This exhibit was made possible in part by a DCA Premier Grant in partnership with the Council on the Arts and Humanities for Staten Island (COAHSI)
The idea of painting the human form in a very realistic, almost super real way and having it live in an unreal environment or atmosphere has sustained in my artistic thought process for over 15 years. This idea began as a way to surround the figures with abstract ways to represent emotions, struggles, inner thoughts and spirituality. Through the 15 or so years of working to successfully bring forth my vision, I worked on the way in which I paint the flesh and the way I work the paint in the surrounding areas of the painting to visually suggest these ideas. In 2003 I began to use babies as my subject.
In the three years after giving birth to my daughter in 2005, it was nearly impossible for me to have enough time, energy and the state of mind to make serious paintings. My life as I knew it had changed entirely and therefore I questioned and searched for reasons I painted what and how I did. I knew when I began to work again, like everything else; it would not be the same. Slowly, like a lifting fog, over that three years and beyond to now things began to become clearer than I had ever seen them. Even since the time I proposed this grant I have a deeper and clearer vision. Therefore, the work has taken a slight shift than what was originally proposed.
Surprisingly, two things in my work still sustain, the need to take the human figure and put it in an environment that represents something somewhat metaphysical and babies as subject. When I proposed the grant I had begun to think of this environment in terms of patterns. It became clear to me that different types of patterns could abstractly represent emotions or suggest a mood. I began to think of the figure immersed in patters.
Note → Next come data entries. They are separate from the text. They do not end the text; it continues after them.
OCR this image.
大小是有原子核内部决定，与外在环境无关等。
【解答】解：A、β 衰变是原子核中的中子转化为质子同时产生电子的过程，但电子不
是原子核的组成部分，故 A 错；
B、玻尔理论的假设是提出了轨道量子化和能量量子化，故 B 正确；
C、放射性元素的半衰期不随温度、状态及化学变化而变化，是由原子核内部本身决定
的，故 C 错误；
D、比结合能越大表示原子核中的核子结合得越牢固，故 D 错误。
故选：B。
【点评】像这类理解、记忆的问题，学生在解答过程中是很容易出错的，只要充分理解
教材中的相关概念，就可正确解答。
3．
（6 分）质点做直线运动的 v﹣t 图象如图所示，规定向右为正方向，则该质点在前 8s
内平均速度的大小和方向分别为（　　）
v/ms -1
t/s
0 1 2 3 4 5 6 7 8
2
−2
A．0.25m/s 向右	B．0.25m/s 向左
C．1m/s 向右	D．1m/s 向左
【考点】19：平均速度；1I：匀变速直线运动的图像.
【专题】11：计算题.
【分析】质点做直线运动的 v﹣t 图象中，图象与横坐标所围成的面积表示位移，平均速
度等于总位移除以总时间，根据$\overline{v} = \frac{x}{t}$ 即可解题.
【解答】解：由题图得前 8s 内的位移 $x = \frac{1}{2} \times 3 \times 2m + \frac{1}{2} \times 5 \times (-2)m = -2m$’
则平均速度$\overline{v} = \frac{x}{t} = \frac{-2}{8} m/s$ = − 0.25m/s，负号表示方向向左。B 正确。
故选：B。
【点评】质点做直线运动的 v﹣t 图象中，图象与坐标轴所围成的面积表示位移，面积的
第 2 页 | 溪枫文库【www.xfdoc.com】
Thoughts of what we are born into this life with, things afflicted on us before we are even born began take precedence. I originally thought I would make paintings of babies of diverse ethnicities floating in intricate patterns, the patterns sometimes infiltrating the figures. I would explore themes of innocence and convey a message of humanity. But as I stared to paint and draw it became frighteningly clear that this work was taking a much more personal turn. I could no longer consider this work to be a statement on the world in general. It has become an exploration of myself, the effect my child has had on my life and the awareness of the things, patterns, some that need to be continued and celebrated, but even more profound, the ones that need to be broken.
As a result, the work in this exhibition is just the beginning of something much bigger. The beginning of what I expect will be years of work.